ベトナムの「権力序列1位」の共産党書記長にトー・ラム国家主席(67・写真)が選出された。ここ数年、大規模な反腐敗運動を主導したトー・ラム氏が今後、自身と競合する可能性のある高官に対する腐敗防止を強化し、これによりベトナム政府の集団指導体制が弱体化する可能性があるとの見通しが出ている。
3日、ロイター通信や現地メディア「VNエクスプレス」などによると、ベトナム共産党は同日午前、中央委員会を開き、先月死去したグエン・フー・チョン書記長の後任にトー・ラム氏を満場一致で選出した。2011年に第7代共産党書記長に就任したチョン氏は、ベトナム戦争が終わった1975年以降、最長寿の書記長であり、ホー・チ・ミン初代国家主席以来の最も強力な指導者の一人とされる。
後任のトー・ラム氏は、79年から約40年間ベトナム公安省で勤務した「公安通」とされる。2016年に公安相に就任し、数年間「燃える炉」と呼ばれる反腐敗運動を主導して名声を得た。トー・ラム氏は、チョン氏の残任期間である26年まで書記長を務めることになる。
公安省での経歴を背景に序列1位になったトー・ラム氏が、ベトナムの集団指導体制を弱体化させる可能性があるとの観測が流れている。ベトナムは、序列1~4位の共産党書記長、国家主席、首相、国会議長が権力を分担して行使する構造だ。個人に権力が集中するのを防ぎ、「政治的安定性」を維持するためだ。しかし、この1年の間に国家主席が2人も交代し、国会議長も任期中に辞任するなど、指導体制に亀裂が生じている。オーストラリアのニューサウスウェールズ大学のカール・セイヤー名誉教授はAFP通信に、「トー・ラム氏は非常に重要な人物を引きずり下ろすことを恐れなかった」とし、「再びそう行動するだろう」と指摘した。実際、トー・ラム氏の書記長選出前日に、レ・ミン・カイ副首相やチャン・クイ・キエン天然資源環境相ら4人の高官が辞任した。

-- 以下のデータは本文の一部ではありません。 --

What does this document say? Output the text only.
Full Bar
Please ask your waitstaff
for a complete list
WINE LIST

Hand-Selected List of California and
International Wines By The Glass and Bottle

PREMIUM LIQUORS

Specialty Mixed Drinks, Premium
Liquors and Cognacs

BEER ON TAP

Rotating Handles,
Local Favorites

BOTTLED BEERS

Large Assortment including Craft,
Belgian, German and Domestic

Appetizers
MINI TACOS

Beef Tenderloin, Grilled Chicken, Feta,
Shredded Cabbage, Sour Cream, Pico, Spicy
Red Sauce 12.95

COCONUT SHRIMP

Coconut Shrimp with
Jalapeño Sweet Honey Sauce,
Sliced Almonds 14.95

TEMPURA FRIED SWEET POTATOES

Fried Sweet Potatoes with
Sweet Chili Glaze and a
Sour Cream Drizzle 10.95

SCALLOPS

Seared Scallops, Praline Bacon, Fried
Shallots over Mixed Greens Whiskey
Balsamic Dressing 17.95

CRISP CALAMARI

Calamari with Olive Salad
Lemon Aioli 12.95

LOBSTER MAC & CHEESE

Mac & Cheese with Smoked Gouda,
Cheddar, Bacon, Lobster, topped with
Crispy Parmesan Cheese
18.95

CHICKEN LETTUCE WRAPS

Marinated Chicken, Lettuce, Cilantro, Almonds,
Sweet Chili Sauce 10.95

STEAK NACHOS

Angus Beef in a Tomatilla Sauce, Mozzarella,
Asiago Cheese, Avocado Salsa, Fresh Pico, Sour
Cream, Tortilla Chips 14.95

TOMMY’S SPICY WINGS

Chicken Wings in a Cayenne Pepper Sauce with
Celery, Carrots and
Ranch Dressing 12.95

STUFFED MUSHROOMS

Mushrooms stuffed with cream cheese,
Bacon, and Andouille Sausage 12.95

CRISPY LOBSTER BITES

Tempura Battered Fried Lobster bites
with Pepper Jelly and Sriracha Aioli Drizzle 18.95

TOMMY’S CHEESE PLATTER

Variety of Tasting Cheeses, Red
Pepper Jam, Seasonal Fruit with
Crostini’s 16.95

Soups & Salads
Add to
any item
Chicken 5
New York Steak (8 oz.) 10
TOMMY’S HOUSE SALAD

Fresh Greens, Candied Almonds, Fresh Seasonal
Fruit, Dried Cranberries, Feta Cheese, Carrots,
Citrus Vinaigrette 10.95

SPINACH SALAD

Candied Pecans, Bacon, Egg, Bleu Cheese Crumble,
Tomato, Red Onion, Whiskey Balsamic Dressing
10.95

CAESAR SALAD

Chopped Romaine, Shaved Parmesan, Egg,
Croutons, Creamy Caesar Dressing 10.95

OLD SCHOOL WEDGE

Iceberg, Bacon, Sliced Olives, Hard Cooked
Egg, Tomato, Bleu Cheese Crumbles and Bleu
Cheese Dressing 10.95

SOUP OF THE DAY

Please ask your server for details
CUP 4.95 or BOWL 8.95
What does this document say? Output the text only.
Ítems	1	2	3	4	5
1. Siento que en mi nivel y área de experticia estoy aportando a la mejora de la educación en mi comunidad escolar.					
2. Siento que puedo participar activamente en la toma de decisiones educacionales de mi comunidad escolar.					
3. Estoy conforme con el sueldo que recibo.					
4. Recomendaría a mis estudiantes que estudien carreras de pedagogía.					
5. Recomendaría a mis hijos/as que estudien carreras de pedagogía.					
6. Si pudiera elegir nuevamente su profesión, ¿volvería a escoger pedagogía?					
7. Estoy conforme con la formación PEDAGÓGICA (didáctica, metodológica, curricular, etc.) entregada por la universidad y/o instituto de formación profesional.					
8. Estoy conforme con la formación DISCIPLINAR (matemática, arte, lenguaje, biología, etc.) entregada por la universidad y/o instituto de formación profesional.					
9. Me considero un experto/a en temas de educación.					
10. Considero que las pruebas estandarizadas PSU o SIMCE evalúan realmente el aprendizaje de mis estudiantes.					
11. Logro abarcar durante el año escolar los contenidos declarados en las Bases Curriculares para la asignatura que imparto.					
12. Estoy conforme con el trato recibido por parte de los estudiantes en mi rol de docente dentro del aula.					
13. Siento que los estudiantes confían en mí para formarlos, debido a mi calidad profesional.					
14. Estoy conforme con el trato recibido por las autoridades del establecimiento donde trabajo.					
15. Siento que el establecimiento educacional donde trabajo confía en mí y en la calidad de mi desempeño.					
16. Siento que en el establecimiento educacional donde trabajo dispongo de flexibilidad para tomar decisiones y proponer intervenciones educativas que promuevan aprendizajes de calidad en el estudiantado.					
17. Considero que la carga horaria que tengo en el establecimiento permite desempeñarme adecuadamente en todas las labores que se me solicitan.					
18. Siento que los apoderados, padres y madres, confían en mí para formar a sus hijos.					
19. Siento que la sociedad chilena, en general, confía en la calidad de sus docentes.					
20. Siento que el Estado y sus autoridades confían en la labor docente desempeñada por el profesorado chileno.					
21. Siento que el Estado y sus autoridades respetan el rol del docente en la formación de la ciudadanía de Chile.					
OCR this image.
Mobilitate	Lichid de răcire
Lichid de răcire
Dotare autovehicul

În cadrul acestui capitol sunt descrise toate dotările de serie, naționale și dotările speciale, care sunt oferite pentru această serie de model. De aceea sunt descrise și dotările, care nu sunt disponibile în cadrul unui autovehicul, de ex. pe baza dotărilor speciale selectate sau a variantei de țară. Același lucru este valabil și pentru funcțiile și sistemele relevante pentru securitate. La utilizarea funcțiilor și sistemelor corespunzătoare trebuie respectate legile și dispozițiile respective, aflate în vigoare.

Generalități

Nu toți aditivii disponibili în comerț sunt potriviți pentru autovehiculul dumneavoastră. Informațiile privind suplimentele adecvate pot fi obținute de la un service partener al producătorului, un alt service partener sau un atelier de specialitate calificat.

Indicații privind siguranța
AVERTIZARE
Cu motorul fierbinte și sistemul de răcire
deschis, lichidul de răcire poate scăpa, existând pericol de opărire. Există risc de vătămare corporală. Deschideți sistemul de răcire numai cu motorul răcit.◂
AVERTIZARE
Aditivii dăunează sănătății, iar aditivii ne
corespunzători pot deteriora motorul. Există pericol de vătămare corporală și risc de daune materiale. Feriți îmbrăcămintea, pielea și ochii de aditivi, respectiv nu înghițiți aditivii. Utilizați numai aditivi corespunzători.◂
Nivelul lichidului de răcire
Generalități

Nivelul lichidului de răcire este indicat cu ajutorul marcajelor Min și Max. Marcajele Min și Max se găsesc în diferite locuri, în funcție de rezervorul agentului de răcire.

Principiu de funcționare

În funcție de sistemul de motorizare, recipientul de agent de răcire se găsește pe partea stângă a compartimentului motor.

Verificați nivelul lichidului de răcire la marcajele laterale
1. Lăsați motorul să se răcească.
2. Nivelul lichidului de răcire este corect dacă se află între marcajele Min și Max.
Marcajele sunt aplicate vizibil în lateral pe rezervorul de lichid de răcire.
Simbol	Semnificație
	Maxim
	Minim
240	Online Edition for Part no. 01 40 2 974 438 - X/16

一部では、トー・ラム氏が共産党書記長と主席を兼任することで、ベトナムが事実上、習近平国家主席1人体制となった中国に似てくる可能性があるという見方もある。シンガポールのシンクタンク、ISEASユソフ・イシャク研究所のグエン・カック・ジャン研究員はロイター通信に、「トー・ラム氏に代わる国家主席を指名しない場合、ベトナムの新しい章(集団指導体制の本格的な弱体化)を開く合図となる」とし、「このような慣行は26年以降も標準になる可能性がある」と指摘した。